The Office for National Statistics said sales volumes dipped by 0.3 per cent last month, while revising September’s fall from 0.9 per cent to 1.1 per cent.
Analysts were predicting a rise of 0.4 per cent for October. The actual figure of a 0.3 per cent decline brought sales to their lowest since February 2021 when Covid-19 restrictions were in place.
Food shops said their sales had also fallen 0.3 per cent during the month, a worse result than September, but non-food stores registered a decline of 0.2 per cent in October, after sales dropped 2.1 per cent the month before.
Retailers blamed the cost of living, reduced footfall and wet weather in the second half of October.
"Retail sales fell again in October to their lowest level since February 2021, when widespread lockdown restrictions were in place," said Heather Bovill of the ONS.
"After rebounding in September, fuel sales dipped with increasing prices discouraging customers, while food sales also dropped as consumers prioritised essential goods.
"It was another poor month for household goods and clothes stores, with these retailers reporting that cost-of-living pressures, reduced footfall and poor weather hit them hard.
"However, it was a better month for online retailers, the only main sector to report growth in October."
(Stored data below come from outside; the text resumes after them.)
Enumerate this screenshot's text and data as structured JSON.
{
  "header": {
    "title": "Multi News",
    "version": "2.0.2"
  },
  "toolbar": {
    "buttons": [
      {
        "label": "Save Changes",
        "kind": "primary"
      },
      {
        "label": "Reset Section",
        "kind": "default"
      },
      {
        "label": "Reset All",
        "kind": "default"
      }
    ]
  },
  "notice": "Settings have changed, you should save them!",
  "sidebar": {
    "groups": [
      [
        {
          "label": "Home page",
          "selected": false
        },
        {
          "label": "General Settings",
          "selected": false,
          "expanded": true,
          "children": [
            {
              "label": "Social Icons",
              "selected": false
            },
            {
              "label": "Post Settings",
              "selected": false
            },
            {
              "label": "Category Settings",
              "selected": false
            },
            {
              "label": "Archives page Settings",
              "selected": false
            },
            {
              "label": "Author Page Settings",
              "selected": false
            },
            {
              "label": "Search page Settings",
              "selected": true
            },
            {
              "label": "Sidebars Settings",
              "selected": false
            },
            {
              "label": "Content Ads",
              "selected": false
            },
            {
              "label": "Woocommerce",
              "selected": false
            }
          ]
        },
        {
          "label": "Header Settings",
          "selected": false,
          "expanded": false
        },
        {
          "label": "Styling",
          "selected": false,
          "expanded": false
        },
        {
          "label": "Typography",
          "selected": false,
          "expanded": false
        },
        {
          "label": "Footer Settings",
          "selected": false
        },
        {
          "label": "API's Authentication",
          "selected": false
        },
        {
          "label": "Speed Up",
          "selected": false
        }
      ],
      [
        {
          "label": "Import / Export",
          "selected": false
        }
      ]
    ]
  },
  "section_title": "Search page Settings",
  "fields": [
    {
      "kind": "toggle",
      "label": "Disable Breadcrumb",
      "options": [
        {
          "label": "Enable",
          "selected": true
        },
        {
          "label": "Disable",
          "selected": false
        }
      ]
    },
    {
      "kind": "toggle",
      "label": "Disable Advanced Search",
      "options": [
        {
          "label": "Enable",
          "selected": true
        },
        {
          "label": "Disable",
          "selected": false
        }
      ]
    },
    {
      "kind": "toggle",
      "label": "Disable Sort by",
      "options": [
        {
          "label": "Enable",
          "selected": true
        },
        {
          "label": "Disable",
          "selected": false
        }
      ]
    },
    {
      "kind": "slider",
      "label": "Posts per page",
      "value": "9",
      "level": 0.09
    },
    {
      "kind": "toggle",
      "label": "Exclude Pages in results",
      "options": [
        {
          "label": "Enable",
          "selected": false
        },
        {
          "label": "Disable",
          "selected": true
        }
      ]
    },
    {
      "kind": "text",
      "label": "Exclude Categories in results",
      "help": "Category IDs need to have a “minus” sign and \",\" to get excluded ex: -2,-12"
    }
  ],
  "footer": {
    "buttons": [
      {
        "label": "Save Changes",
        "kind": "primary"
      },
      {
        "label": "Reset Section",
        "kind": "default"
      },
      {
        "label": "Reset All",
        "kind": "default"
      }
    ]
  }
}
The ONS said while volumes – the amount sold – dropped during the month, the value of what was sold increased by 0.1 per cent.
People were paying 16.9 per cent more to buy 3.1 per cent less in October than they did in February 2020, laying bare the impact of the cost-of-living crisis.
Earlier this month, a survey from the ONS showed the rising cost of living has caused about two thirds (67 per cent) of adults in Britain to spend less on non-essentials.
Aled Patchett, head of retail and consumer goods at Lloyds Bank, said: "Another dip in sales suggests rising household costs remain at the forefront of consumers' minds, despite headline inflation easing in recent months.
"The rising cost of living remains a drag on consumers' discretionary incomes. Households continue to prioritise essential spending, particularly as falling winter temperatures push energy use up and high levels of inflation prevent material downturns in the prices of goods.
"Retailers will now be looking to strike the balance of getting staffing levels right, while also being mindful that an early sales offering might not get the tills ringing as loudly as they'd like, as consumers navigate financial challenges elsewhere."